Daher müssen wir alles, was hilfreich ist, tun, um das zu lösen. Leider sieht die Ratsmehrheit das bekanntlich anders. Deswegen gibt es ein Bürgerbündnis für bezahlbaren Wohnraum und den Bürgerentscheid für eine kommunale Wohnungsgesellschaft. Diese Bürger nehmen ihre Rechte aktiv wahr. Auch das ist lebendige Demokratie, wenn die politischen Gremien versagen, werden andere demokratische Wege begangen.

Und nichts Anderes tun die Kinder und Jugendlichen bei Fridays for Future. Sie nehmen ihre demokratischen Rechte wahr. Weil wir auch beim Klimaschutz erhebliches Politikversagen erleben - ja, leider auch in Osnabrück. Die Zukunft dieser Generation ist ja tatsächlich von Klimakrisen bedroht. Dagegen wehren sie sich. Mit demokratischen Mitteln. Schulstreik, das ist natürlich eine Regelübertretung, aber es ist auch eine demokratische Manifestation.
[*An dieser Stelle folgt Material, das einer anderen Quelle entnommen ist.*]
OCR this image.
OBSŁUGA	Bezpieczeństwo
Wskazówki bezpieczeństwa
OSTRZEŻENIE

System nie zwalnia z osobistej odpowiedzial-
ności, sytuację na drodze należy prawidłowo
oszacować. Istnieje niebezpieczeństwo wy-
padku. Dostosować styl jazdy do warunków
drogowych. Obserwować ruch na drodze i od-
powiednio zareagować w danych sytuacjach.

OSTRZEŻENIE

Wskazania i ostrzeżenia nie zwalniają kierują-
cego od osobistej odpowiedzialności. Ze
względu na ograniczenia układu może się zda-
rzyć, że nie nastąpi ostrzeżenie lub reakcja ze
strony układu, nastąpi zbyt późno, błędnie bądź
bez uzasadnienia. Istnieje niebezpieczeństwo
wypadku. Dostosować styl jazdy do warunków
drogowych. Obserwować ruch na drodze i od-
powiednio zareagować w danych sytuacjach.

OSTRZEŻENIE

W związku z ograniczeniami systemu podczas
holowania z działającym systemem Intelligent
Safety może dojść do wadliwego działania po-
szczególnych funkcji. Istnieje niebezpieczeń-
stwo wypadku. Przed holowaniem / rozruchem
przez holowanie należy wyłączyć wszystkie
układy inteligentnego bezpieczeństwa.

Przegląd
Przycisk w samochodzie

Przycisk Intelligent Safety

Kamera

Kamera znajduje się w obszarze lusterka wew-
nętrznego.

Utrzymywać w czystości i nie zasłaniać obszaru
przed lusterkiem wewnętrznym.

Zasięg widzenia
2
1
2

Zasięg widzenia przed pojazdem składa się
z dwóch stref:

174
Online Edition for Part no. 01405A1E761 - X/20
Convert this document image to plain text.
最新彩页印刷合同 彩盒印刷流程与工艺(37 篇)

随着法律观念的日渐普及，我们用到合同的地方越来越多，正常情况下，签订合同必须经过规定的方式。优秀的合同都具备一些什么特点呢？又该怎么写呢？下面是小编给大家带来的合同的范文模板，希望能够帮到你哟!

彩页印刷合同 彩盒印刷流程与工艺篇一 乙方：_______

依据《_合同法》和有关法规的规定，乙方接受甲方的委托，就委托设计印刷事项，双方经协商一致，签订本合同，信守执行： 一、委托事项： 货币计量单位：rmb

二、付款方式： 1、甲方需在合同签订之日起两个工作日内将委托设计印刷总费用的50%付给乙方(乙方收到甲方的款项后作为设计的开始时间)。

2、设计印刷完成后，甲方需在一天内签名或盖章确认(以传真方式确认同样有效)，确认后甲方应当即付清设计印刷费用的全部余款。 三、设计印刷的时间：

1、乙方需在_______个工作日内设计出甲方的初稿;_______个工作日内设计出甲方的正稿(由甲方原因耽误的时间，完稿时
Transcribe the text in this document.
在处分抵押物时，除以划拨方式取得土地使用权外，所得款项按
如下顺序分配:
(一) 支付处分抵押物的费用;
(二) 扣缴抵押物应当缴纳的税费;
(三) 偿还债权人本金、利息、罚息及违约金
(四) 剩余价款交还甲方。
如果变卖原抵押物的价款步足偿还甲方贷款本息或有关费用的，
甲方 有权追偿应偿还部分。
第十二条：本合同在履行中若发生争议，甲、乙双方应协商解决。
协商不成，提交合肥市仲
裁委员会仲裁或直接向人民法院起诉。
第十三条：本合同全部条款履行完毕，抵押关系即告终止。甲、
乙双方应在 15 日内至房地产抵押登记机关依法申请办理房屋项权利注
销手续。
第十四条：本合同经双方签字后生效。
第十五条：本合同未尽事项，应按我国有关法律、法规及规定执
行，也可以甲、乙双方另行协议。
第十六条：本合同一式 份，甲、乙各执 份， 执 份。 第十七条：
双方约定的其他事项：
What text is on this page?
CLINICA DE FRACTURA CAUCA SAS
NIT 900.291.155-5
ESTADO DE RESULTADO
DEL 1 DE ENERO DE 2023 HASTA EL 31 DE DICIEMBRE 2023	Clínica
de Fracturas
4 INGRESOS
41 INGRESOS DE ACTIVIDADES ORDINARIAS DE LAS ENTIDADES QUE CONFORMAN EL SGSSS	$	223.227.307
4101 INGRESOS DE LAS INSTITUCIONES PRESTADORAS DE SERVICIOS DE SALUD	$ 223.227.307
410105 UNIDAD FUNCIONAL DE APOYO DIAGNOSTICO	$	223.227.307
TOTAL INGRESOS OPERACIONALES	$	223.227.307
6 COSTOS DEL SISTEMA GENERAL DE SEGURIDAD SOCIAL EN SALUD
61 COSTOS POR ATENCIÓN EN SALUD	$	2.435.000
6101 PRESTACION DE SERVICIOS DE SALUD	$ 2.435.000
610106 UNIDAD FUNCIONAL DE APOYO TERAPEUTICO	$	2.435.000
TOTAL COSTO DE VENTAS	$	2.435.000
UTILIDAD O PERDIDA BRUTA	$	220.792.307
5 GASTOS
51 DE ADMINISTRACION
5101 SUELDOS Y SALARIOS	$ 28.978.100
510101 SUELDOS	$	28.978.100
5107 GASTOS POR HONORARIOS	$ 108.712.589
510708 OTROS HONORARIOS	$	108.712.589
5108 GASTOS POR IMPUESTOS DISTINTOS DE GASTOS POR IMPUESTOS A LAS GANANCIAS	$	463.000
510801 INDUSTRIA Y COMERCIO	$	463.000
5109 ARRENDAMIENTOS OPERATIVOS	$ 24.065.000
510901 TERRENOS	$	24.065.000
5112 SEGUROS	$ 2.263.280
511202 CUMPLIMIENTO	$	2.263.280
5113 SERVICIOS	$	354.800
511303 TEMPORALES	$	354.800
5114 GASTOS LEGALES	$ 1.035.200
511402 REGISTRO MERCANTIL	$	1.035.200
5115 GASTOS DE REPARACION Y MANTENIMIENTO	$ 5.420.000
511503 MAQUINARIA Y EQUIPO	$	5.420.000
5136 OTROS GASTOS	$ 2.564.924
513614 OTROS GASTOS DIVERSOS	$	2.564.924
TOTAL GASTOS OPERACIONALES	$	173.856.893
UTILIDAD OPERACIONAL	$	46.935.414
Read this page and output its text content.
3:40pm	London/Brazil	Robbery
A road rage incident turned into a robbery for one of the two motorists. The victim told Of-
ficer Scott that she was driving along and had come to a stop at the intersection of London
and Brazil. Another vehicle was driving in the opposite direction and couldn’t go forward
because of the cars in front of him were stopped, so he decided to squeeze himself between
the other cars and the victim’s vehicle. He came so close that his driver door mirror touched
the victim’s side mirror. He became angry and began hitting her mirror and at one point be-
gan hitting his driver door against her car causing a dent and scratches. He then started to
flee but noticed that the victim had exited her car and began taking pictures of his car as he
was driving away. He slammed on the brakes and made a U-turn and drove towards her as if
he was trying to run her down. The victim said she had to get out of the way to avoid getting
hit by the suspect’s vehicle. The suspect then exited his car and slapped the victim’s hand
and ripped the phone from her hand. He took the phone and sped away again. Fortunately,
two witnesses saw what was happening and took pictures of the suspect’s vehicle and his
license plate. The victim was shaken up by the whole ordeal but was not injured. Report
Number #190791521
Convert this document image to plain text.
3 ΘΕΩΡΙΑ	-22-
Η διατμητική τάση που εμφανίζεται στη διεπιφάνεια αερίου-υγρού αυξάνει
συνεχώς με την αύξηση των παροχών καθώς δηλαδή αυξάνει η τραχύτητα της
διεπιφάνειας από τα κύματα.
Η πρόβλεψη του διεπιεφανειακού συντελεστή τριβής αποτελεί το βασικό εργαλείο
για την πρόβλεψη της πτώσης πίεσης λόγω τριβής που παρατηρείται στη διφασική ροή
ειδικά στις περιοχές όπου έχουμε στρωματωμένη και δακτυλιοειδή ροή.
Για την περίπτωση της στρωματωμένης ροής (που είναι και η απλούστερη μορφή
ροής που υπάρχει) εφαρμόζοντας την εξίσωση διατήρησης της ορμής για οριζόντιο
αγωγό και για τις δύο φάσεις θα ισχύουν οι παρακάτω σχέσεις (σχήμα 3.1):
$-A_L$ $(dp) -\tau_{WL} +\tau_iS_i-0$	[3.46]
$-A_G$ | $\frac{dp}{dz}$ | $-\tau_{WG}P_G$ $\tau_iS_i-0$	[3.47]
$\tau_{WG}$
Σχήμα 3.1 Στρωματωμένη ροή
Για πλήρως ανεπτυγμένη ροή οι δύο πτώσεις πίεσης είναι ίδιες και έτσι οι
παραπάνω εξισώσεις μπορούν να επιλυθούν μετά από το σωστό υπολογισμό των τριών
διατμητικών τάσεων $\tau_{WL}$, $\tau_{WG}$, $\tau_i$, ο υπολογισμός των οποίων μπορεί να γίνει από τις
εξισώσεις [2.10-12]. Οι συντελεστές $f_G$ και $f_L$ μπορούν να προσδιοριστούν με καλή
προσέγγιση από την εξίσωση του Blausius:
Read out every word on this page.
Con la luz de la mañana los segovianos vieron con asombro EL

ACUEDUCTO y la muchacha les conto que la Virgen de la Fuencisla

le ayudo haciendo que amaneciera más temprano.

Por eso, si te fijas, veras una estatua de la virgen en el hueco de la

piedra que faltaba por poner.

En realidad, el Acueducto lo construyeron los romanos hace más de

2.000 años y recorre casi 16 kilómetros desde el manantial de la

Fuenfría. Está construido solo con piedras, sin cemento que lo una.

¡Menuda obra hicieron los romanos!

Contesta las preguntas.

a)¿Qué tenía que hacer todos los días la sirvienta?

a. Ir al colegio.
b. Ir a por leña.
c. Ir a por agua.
Ein Signal an alle, sich für Zukunft und Klimaschutz einzusetzen, auch wenn es weh tut.

Beide Bewegungen, die für bezahlbaren Wohnraum und die für zielorientierte Klimapolitik, tragen wesentlich dazu bei, Demokratie neu zu begründen in dem sich unsere Bürger ihrer Grundrechte bewusst werden und diese aktiv nutzen

Wir sind daher allen dankbar, die sich für die Grundrechte, die Demokratie und damit für unsere Stadt einsetzen.

Wir haben nicht nur die Erde, sondern auch die Demokratie nur von unseren Kindern geliehen. Also, machen wir sie fit für die Zukunft, machen wir sie enkeltauglich. Sorgen wir für soziale Gerechtigkeit und eine klimagerechte Gesellschaft. Nur so werden wir erfolgreich unsere Demokratie, unser Grundgesetz verteidigen.